A expectativa é que seja condenado por corrupção ativa - a pena de reclusão vai de 2 a 12 anos, acrescida de um terço "se, em razão da vantagem ou promessa, o funcionário retarda ou omite ato de ofício, ou o pratica infringindo dever funcional".
Mas os votos das ministras Cármen Lúcia e Rosa Weber abrem uma brecha para que ele seja absolvido do crime de quadrilha - pena de um a três anos.
Difícil saber se ele será condenado a mais de oito anos, o que implicaria regime fechado. O relator tem dito que alguns ministros começam a fazer cálculos para que as penas sejam mais baixas.
O advogado José Luís Oliveira Lima, defensor de Dirceu, entregou memoriais e fez sustentação oral. Categórico, o criminalista de tanto prestígio rechaça o libelo do procurador. "Não há uma só prova de que José Dirceu participou de compra de votos."
Do Supremo ele fala com deferência. Por aí, ora no condomínio fechado de Vinhedo, interior paulista, ora na companhia de antigos militantes, pondera. "Os jornais têm todo o direito de ter posição sobre o processo e pedir até condenação, mas eu tenho o direito também de falar que eles (jornais) estão fazendo isso. Não me queixo da imprensa, se quisesse dava entrevista toda semana."
Acredita que não está isolado. Outro dia, gabou-se. "Eu tenho apoio. Desde o dia que eu fui cassado nunca fui a um Estado sem ser recebido por governador, inclusive da oposição, prefeito, Assembleia. Porque mensalão não é visto como Zé Dirceu."
A quem o aborda sobre a compra de votos no Congresso, mantém a toada. "Não houve mensalão. Eu fui acusado de chefiar uma organização criminosa, o que não é verdade. Eu nunca conversei com Delúbio Soares, com Genoino, com Silvio Pereira, com Marcos Valério sobre isso. Eu nunca conversei sobre finanças. Eu fui ser ministro, eu saí dia 23 de novembro e deixei a presidência do PT."
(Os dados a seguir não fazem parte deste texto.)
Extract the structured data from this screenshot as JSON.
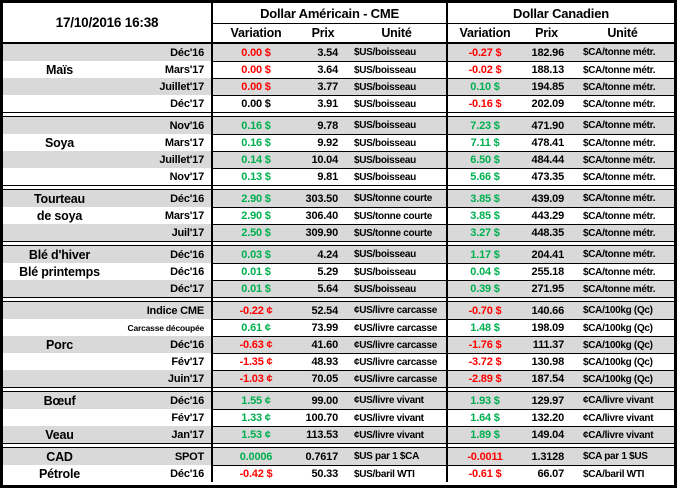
{
  "chart_data": {
    "type": "table",
    "timestamp": "17/10/2016 16:38",
    "sections": {
      "us": {
        "title": "Dollar Américain - CME",
        "columns": [
          "Variation",
          "Prix",
          "Unité"
        ]
      },
      "ca": {
        "title": "Dollar Canadien",
        "columns": [
          "Variation",
          "Prix",
          "Unité"
        ]
      }
    },
    "colors": {
      "positive": "#00b050",
      "negative": "#ff0000",
      "neutral": "#000000",
      "row_shade": "#d9d9d9",
      "grid": "#000000"
    },
    "groups": [
      {
        "name": "Maïs",
        "rows": [
          {
            "label": "",
            "contract": "Déc'16",
            "us_var": "0.00 $",
            "us_dir": "neg",
            "us_prix": "3.54",
            "us_unit": "$US/boisseau",
            "ca_var": "-0.27 $",
            "ca_dir": "neg",
            "ca_prix": "182.96",
            "ca_unit": "$CA/tonne métr."
          },
          {
            "label": "Maïs",
            "contract": "Mars'17",
            "us_var": "0.00 $",
            "us_dir": "neg",
            "us_prix": "3.64",
            "us_unit": "$US/boisseau",
            "ca_var": "-0.02 $",
            "ca_dir": "neg",
            "ca_prix": "188.13",
            "ca_unit": "$CA/tonne métr."
          },
          {
            "label": "",
            "contract": "Juillet'17",
            "us_var": "0.00 $",
            "us_dir": "neg",
            "us_prix": "3.77",
            "us_unit": "$US/boisseau",
            "ca_var": "0.10 $",
            "ca_dir": "pos",
            "ca_prix": "194.85",
            "ca_unit": "$CA/tonne métr."
          },
          {
            "label": "",
            "contract": "Déc'17",
            "us_var": "0.00 $",
            "us_dir": "zero",
            "us_prix": "3.91",
            "us_unit": "$US/boisseau",
            "ca_var": "-0.16 $",
            "ca_dir": "neg",
            "ca_prix": "202.09",
            "ca_unit": "$CA/tonne métr."
          }
        ]
      },
      {
        "name": "Soya",
        "rows": [
          {
            "label": "",
            "contract": "Nov'16",
            "us_var": "0.16 $",
            "us_dir": "pos",
            "us_prix": "9.78",
            "us_unit": "$US/boisseau",
            "ca_var": "7.23 $",
            "ca_dir": "pos",
            "ca_prix": "471.90",
            "ca_unit": "$CA/tonne métr."
          },
          {
            "label": "Soya",
            "contract": "Mars'17",
            "us_var": "0.16 $",
            "us_dir": "pos",
            "us_prix": "9.92",
            "us_unit": "$US/boisseau",
            "ca_var": "7.11 $",
            "ca_dir": "pos",
            "ca_prix": "478.41",
            "ca_unit": "$CA/tonne métr."
          },
          {
            "label": "",
            "contract": "Juillet'17",
            "us_var": "0.14 $",
            "us_dir": "pos",
            "us_prix": "10.04",
            "us_unit": "$US/boisseau",
            "ca_var": "6.50 $",
            "ca_dir": "pos",
            "ca_prix": "484.44",
            "ca_unit": "$CA/tonne métr."
          },
          {
            "label": "",
            "contract": "Nov'17",
            "us_var": "0.13 $",
            "us_dir": "pos",
            "us_prix": "9.81",
            "us_unit": "$US/boisseau",
            "ca_var": "5.66 $",
            "ca_dir": "pos",
            "ca_prix": "473.35",
            "ca_unit": "$CA/tonne métr."
          }
        ]
      },
      {
        "name": "Tourteau de soya",
        "rows": [
          {
            "label": "Tourteau",
            "contract": "Déc'16",
            "us_var": "2.90 $",
            "us_dir": "pos",
            "us_prix": "303.50",
            "us_unit": "$US/tonne courte",
            "ca_var": "3.85 $",
            "ca_dir": "pos",
            "ca_prix": "439.09",
            "ca_unit": "$CA/tonne métr."
          },
          {
            "label": "de soya",
            "contract": "Mars'17",
            "us_var": "2.90 $",
            "us_dir": "pos",
            "us_prix": "306.40",
            "us_unit": "$US/tonne courte",
            "ca_var": "3.85 $",
            "ca_dir": "pos",
            "ca_prix": "443.29",
            "ca_unit": "$CA/tonne métr."
          },
          {
            "label": "",
            "contract": "Juil'17",
            "us_var": "2.50 $",
            "us_dir": "pos",
            "us_prix": "309.90",
            "us_unit": "$US/tonne courte",
            "ca_var": "3.27 $",
            "ca_dir": "pos",
            "ca_prix": "448.35",
            "ca_unit": "$CA/tonne métr."
          }
        ]
      },
      {
        "name": "Blé",
        "rows": [
          {
            "label": "Blé d'hiver",
            "contract": "Déc'16",
            "us_var": "0.03 $",
            "us_dir": "pos",
            "us_prix": "4.24",
            "us_unit": "$US/boisseau",
            "ca_var": "1.17 $",
            "ca_dir": "pos",
            "ca_prix": "204.41",
            "ca_unit": "$CA/tonne métr."
          },
          {
            "label": "Blé printemps",
            "contract": "Déc'16",
            "us_var": "0.01 $",
            "us_dir": "pos",
            "us_prix": "5.29",
            "us_unit": "$US/boisseau",
            "ca_var": "0.04 $",
            "ca_dir": "pos",
            "ca_prix": "255.18",
            "ca_unit": "$CA/tonne métr."
          },
          {
            "label": "",
            "contract": "Déc'17",
            "us_var": "0.01 $",
            "us_dir": "pos",
            "us_prix": "5.64",
            "us_unit": "$US/boisseau",
            "ca_var": "0.39 $",
            "ca_dir": "pos",
            "ca_prix": "271.95",
            "ca_unit": "$CA/tonne métr."
          }
        ]
      },
      {
        "name": "Porc",
        "rows": [
          {
            "label": "",
            "contract": "Indice CME",
            "us_var": "-0.22 ¢",
            "us_dir": "neg",
            "us_prix": "52.54",
            "us_unit": "¢US/livre carcasse",
            "ca_var": "-0.70 $",
            "ca_dir": "neg",
            "ca_prix": "140.66",
            "ca_unit": "$CA/100kg (Qc)"
          },
          {
            "label": "",
            "contract": "Carcasse découpée",
            "contract_small": true,
            "us_var": "0.61 ¢",
            "us_dir": "pos",
            "us_prix": "73.99",
            "us_unit": "¢US/livre carcasse",
            "ca_var": "1.48 $",
            "ca_dir": "pos",
            "ca_prix": "198.09",
            "ca_unit": "$CA/100kg (Qc)"
          },
          {
            "label": "Porc",
            "contract": "Déc'16",
            "us_var": "-0.63 ¢",
            "us_dir": "neg",
            "us_prix": "41.60",
            "us_unit": "¢US/livre carcasse",
            "ca_var": "-1.76 $",
            "ca_dir": "neg",
            "ca_prix": "111.37",
            "ca_unit": "$CA/100kg (Qc)"
          },
          {
            "label": "",
            "contract": "Fév'17",
            "us_var": "-1.35 ¢",
            "us_dir": "neg",
            "us_prix": "48.93",
            "us_unit": "¢US/livre carcasse",
            "ca_var": "-3.72 $",
            "ca_dir": "neg",
            "ca_prix": "130.98",
            "ca_unit": "$CA/100kg (Qc)"
          },
          {
            "label": "",
            "contract": "Juin'17",
            "us_var": "-1.03 ¢",
            "us_dir": "neg",
            "us_prix": "70.05",
            "us_unit": "¢US/livre carcasse",
            "ca_var": "-2.89 $",
            "ca_dir": "neg",
            "ca_prix": "187.54",
            "ca_unit": "$CA/100kg (Qc)"
          }
        ]
      },
      {
        "name": "Bœuf / Veau",
        "rows": [
          {
            "label": "Bœuf",
            "contract": "Déc'16",
            "us_var": "1.55 ¢",
            "us_dir": "pos",
            "us_prix": "99.00",
            "us_unit": "¢US/livre vivant",
            "ca_var": "1.93 $",
            "ca_dir": "pos",
            "ca_prix": "129.97",
            "ca_unit": "¢CA/livre vivant"
          },
          {
            "label": "",
            "contract": "Fév'17",
            "us_var": "1.33 ¢",
            "us_dir": "pos",
            "us_prix": "100.70",
            "us_unit": "¢US/livre vivant",
            "ca_var": "1.64 $",
            "ca_dir": "pos",
            "ca_prix": "132.20",
            "ca_unit": "¢CA/livre vivant"
          },
          {
            "label": "Veau",
            "contract": "Jan'17",
            "us_var": "1.53 ¢",
            "us_dir": "pos",
            "us_prix": "113.53",
            "us_unit": "¢US/livre vivant",
            "ca_var": "1.89 $",
            "ca_dir": "pos",
            "ca_prix": "149.04",
            "ca_unit": "¢CA/livre vivant"
          }
        ]
      },
      {
        "name": "CAD / Pétrole",
        "rows": [
          {
            "label": "CAD",
            "contract": "SPOT",
            "us_var": "0.0006",
            "us_dir": "pos",
            "us_prix": "0.7617",
            "us_unit": "$US par 1 $CA",
            "ca_var": "-0.0011",
            "ca_dir": "neg",
            "ca_prix": "1.3128",
            "ca_unit": "$CA par 1 $US"
          },
          {
            "label": "Pétrole",
            "contract": "Déc'16",
            "us_var": "-0.42 $",
            "us_dir": "neg",
            "us_prix": "50.33",
            "us_unit": "$US/baril WTI",
            "ca_var": "-0.61 $",
            "ca_dir": "neg",
            "ca_prix": "66.07",
            "ca_unit": "$CA/baril WTI"
          }
        ]
      }
    ]
  }
}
Enquanto aguarda sua hora, a rotina de Dirceu tem sido protestar contra a acusação que o desconforta. "Não tem ninguém que fala ‘Zé Dirceu me telefonou.’" Em desabafo recente, a indignação: "Eu tive sigilo bancário, telefônico e fiscal quebrado. Passei dois anos sob devassa da Receita. Recebi atestado de idoneidade da Receita. Eu vivi de salário a vida toda. Passou dois meses o Ministério Público entrou com uma ação contra mim por enriquecimento ilícito, agora arquivada no STJ. Como é que pode um País assim, gente? Tem que provar que eu era chefe de quadrilha, provar que eu fiz corrupção, que eu autorizei, eu dei dinheiro. Isso não existe, nem fiz, nem está nos autos."